Il comunismo storico ha rappresentanto il fallimento supremo in questo senso perchè non lo ha solo proclamato, lo ha proprio inserito nel DNA. “Ancora uno sforzo compagni” può durare una guerra civile, non per sempre.

Se si rimane nella cornice dello Stato come agente, della società che “deve cambiare” e delle ingiustizie che “devono essere sanate” il risultato sarà ben oltre il Grande Reset; la società civile diventa transumana perchè non accetta di essere imperfetta ed entra in una sequela infinita di interventi prima cosmetici e poi sostanziali. Prometeo scopre il fuoco perchè attizza un fuoco, e il fuoco non può far altro che bruciare.

D’altronde non si vede come si possa evitare questa cornice.
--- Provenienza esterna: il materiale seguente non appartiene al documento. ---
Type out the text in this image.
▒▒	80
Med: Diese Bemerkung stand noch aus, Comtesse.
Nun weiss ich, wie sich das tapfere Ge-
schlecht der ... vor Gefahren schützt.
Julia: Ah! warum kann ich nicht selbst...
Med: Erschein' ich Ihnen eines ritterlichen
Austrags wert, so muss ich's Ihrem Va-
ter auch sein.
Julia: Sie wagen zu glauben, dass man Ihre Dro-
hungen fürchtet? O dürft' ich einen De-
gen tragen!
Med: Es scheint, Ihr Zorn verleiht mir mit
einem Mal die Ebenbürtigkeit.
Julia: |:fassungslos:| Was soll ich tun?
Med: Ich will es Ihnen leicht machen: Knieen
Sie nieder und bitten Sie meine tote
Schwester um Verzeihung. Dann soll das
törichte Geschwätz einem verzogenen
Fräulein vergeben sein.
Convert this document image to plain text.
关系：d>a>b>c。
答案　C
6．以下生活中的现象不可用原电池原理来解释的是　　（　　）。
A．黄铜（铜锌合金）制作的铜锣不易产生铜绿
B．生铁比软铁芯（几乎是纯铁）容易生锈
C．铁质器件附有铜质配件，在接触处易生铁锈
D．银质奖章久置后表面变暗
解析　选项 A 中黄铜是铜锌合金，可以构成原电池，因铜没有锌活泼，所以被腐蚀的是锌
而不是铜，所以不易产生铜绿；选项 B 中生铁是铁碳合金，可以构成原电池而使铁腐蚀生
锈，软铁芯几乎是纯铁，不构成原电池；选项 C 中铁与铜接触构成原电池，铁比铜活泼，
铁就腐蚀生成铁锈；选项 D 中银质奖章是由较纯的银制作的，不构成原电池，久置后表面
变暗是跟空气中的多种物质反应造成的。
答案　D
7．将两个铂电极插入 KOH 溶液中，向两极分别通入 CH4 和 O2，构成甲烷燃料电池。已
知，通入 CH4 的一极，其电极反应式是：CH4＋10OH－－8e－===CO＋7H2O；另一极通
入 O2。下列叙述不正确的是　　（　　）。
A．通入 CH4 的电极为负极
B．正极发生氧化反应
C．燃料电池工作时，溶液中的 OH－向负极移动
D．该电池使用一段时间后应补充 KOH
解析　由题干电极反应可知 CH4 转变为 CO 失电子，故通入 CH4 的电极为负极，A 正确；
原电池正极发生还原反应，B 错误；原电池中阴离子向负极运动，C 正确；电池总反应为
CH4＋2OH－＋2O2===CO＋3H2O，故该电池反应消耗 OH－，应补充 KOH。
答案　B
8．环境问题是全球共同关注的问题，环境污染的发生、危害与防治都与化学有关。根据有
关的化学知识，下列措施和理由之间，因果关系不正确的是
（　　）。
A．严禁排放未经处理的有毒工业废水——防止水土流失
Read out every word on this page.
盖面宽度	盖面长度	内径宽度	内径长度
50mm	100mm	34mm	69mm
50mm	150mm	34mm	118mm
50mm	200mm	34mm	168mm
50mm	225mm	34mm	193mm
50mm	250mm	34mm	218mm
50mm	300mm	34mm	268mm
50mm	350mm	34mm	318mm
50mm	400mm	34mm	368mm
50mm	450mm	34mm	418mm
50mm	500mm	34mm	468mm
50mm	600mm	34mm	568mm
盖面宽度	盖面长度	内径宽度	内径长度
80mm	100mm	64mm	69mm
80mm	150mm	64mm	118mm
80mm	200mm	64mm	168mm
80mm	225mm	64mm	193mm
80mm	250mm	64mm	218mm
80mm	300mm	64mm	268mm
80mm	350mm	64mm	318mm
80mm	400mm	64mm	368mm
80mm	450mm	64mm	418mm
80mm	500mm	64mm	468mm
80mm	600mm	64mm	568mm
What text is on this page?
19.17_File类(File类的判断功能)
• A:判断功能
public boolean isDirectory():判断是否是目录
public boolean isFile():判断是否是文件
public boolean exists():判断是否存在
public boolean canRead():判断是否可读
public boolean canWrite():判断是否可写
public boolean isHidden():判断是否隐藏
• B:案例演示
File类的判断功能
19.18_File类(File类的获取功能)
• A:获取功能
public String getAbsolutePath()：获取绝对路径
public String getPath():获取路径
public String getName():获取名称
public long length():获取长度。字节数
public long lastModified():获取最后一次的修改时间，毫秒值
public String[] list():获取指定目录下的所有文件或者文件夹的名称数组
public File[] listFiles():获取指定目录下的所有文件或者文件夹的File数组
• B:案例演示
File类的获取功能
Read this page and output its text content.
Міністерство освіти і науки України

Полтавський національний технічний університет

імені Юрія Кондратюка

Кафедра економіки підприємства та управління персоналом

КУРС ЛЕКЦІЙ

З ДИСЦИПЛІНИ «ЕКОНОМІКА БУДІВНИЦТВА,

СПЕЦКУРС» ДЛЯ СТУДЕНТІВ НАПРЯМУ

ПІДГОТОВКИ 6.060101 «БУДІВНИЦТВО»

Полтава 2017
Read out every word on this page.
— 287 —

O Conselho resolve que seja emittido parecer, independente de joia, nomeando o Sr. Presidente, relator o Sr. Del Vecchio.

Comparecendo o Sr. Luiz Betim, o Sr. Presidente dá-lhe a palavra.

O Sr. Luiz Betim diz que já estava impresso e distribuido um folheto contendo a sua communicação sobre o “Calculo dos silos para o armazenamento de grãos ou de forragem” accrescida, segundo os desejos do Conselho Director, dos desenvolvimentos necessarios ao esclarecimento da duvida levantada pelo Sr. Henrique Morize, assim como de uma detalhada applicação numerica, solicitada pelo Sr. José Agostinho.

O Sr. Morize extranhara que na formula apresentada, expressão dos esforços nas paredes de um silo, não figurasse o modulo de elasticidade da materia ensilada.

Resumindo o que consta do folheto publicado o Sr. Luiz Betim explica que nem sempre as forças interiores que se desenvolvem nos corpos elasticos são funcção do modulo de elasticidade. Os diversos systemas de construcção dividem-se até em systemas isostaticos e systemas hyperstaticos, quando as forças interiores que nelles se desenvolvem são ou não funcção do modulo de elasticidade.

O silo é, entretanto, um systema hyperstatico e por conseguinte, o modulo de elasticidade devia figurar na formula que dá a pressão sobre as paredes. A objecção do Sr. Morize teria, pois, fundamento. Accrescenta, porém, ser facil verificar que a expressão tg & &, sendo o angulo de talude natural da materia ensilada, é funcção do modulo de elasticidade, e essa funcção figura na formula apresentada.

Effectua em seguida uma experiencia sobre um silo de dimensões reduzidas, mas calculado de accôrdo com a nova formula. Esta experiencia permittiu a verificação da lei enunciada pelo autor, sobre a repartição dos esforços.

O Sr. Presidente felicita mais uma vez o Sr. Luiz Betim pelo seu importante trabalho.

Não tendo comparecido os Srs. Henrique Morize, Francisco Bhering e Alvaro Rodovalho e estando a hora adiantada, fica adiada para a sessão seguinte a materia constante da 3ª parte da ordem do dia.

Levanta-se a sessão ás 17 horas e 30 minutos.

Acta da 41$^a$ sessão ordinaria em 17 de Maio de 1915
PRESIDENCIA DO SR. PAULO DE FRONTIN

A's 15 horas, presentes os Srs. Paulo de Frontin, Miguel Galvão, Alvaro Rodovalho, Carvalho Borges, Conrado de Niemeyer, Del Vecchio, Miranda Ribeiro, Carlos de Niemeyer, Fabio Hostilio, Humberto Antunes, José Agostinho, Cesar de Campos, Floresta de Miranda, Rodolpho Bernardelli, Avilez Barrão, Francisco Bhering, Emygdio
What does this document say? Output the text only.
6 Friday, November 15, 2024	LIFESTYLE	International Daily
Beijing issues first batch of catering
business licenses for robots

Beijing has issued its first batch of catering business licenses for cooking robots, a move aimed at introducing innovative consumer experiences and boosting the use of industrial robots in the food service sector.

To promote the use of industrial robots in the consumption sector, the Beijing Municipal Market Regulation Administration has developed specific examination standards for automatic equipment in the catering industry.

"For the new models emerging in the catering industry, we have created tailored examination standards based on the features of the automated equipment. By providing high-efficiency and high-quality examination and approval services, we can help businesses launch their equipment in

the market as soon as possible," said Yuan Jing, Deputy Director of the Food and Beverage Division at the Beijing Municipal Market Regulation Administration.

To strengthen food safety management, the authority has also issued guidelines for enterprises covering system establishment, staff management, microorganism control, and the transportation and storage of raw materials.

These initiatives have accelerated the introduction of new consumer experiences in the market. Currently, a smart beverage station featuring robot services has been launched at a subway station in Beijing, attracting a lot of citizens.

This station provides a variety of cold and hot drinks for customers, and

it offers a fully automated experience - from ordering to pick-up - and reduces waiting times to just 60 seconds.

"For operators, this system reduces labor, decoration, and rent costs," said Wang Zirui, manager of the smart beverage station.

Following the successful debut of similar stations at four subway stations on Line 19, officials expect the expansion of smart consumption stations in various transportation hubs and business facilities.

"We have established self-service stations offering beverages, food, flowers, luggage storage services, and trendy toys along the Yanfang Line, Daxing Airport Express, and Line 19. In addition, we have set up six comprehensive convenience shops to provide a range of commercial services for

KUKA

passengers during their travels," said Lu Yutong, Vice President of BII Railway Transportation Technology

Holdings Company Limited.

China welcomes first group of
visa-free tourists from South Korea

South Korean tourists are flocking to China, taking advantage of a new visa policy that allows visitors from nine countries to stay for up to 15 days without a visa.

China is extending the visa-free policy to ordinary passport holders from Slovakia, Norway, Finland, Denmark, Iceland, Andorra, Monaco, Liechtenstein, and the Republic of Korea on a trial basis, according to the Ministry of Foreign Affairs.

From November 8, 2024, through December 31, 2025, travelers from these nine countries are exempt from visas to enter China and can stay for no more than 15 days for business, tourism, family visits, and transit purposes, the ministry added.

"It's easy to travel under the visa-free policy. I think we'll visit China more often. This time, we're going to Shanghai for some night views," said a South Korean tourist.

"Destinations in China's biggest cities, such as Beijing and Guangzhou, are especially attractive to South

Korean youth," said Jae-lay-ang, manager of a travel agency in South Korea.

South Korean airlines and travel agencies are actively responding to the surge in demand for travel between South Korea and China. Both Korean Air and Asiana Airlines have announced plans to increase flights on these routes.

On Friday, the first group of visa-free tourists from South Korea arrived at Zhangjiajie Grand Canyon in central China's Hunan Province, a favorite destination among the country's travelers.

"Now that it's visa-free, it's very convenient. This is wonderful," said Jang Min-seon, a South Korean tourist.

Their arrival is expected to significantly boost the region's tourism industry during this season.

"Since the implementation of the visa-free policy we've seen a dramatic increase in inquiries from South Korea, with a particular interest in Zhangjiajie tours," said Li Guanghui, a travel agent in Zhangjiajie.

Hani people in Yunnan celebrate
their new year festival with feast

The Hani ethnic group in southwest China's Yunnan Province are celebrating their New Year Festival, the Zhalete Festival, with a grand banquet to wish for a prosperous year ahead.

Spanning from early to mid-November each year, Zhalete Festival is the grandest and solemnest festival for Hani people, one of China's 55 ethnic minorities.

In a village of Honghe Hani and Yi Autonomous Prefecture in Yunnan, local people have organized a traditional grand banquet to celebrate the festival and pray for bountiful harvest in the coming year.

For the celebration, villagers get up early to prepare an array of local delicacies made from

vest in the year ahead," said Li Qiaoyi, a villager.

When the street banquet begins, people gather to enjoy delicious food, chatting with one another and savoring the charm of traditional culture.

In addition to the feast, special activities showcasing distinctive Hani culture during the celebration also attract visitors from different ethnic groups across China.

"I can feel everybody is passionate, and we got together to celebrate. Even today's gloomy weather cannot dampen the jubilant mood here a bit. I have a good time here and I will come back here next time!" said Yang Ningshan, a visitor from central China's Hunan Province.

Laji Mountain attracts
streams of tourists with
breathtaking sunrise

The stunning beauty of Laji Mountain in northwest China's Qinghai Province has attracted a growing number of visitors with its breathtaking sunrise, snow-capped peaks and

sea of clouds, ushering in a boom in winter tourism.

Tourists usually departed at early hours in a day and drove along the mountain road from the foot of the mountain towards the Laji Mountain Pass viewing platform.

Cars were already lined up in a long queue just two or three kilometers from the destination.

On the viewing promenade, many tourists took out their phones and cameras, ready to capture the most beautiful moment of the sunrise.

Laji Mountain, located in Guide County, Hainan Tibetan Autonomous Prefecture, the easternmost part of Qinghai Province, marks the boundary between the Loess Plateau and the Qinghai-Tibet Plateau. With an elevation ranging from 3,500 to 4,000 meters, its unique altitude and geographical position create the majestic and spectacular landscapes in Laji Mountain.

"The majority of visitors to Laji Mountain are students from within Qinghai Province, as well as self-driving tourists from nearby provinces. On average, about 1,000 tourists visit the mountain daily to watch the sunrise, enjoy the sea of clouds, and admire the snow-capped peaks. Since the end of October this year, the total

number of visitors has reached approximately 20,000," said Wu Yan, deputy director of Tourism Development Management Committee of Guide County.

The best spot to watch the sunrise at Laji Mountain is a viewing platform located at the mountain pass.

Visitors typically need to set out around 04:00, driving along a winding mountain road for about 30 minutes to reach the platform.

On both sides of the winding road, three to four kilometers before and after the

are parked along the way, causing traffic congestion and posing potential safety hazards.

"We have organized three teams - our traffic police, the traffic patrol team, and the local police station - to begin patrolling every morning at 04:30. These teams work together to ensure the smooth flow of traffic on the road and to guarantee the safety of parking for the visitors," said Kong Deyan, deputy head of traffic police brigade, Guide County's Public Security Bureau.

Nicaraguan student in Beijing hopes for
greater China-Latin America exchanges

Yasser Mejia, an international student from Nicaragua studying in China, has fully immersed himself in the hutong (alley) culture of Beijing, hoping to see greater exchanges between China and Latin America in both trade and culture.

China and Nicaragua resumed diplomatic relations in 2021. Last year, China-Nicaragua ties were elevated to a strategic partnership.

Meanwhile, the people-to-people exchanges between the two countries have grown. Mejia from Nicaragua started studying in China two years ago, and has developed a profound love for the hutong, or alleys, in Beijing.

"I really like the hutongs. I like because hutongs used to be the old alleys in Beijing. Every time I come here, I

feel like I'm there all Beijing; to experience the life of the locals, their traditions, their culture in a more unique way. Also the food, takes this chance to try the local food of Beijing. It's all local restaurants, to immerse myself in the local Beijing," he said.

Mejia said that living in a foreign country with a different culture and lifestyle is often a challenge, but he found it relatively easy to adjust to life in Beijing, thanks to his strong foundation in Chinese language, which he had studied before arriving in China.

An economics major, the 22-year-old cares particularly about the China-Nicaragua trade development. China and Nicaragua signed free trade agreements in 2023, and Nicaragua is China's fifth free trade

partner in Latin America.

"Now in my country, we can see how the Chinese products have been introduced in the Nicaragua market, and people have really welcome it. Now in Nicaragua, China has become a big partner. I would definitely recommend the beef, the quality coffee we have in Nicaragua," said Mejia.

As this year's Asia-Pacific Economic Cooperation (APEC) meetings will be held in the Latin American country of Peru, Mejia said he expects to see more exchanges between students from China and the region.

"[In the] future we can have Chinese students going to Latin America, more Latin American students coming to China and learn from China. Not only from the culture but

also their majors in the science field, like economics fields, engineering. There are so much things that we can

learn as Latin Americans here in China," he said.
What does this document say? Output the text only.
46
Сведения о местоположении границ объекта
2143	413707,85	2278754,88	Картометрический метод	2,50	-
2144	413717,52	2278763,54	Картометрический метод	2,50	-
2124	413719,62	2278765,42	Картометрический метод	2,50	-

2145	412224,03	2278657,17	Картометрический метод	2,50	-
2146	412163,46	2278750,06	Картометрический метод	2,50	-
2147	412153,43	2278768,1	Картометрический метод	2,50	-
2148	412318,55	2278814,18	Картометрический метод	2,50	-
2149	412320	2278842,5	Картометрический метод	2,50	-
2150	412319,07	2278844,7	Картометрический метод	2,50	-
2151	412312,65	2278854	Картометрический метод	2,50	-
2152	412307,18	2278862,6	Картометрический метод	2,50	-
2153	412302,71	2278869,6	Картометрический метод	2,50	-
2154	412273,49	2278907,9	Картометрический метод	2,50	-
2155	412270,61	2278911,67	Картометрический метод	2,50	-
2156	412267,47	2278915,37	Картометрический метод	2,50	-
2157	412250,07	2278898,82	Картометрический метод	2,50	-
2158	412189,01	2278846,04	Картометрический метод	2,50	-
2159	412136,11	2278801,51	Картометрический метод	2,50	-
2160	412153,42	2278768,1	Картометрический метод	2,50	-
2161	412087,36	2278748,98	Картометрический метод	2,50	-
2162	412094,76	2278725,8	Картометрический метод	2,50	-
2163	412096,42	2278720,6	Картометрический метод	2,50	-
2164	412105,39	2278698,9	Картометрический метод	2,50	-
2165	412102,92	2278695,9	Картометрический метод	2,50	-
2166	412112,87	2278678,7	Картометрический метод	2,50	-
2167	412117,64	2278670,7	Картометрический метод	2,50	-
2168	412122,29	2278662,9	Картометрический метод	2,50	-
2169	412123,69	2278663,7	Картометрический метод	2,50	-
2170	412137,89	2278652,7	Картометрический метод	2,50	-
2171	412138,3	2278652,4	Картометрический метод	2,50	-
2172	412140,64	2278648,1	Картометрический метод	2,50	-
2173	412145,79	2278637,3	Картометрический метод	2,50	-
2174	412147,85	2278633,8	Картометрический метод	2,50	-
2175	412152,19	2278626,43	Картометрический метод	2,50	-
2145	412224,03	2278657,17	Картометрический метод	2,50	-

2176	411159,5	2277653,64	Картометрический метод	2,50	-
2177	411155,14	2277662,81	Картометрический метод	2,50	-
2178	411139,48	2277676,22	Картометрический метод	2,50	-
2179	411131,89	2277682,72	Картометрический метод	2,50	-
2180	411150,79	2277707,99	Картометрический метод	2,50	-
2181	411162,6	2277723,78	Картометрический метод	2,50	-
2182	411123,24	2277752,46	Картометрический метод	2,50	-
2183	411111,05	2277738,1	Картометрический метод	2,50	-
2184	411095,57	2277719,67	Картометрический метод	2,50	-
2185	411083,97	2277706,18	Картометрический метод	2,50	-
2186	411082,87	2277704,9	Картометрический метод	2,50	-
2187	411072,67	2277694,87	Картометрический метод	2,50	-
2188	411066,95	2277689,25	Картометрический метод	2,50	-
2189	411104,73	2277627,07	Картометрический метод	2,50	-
Tornare indietro non si può giacchè la società “pre-prometeica”, nella quale lo Stato era un autopilota, prevedeva totale rigidità morale e un grande autocontrollo: nonchè, banalmente, circa 6 miliardi di umani in meno e l’assenza di microchip, trafori e aerei. Includere il fallimento programmatico nella Democrazia richiederebbe un tanto di realismo che un mondo di Grete Thurnberg semplicemente non ha; e in più non si capisce in che modo la società civile riprodurrebbe se’ stessa se non scoprendosi ogni cinque anni fallimentare e provando a tirarsi su per i capelli.

Chiediamo troppo a noi stessi e ci cuciamo ogni giorno, politicamente, un cappello di fallimenti.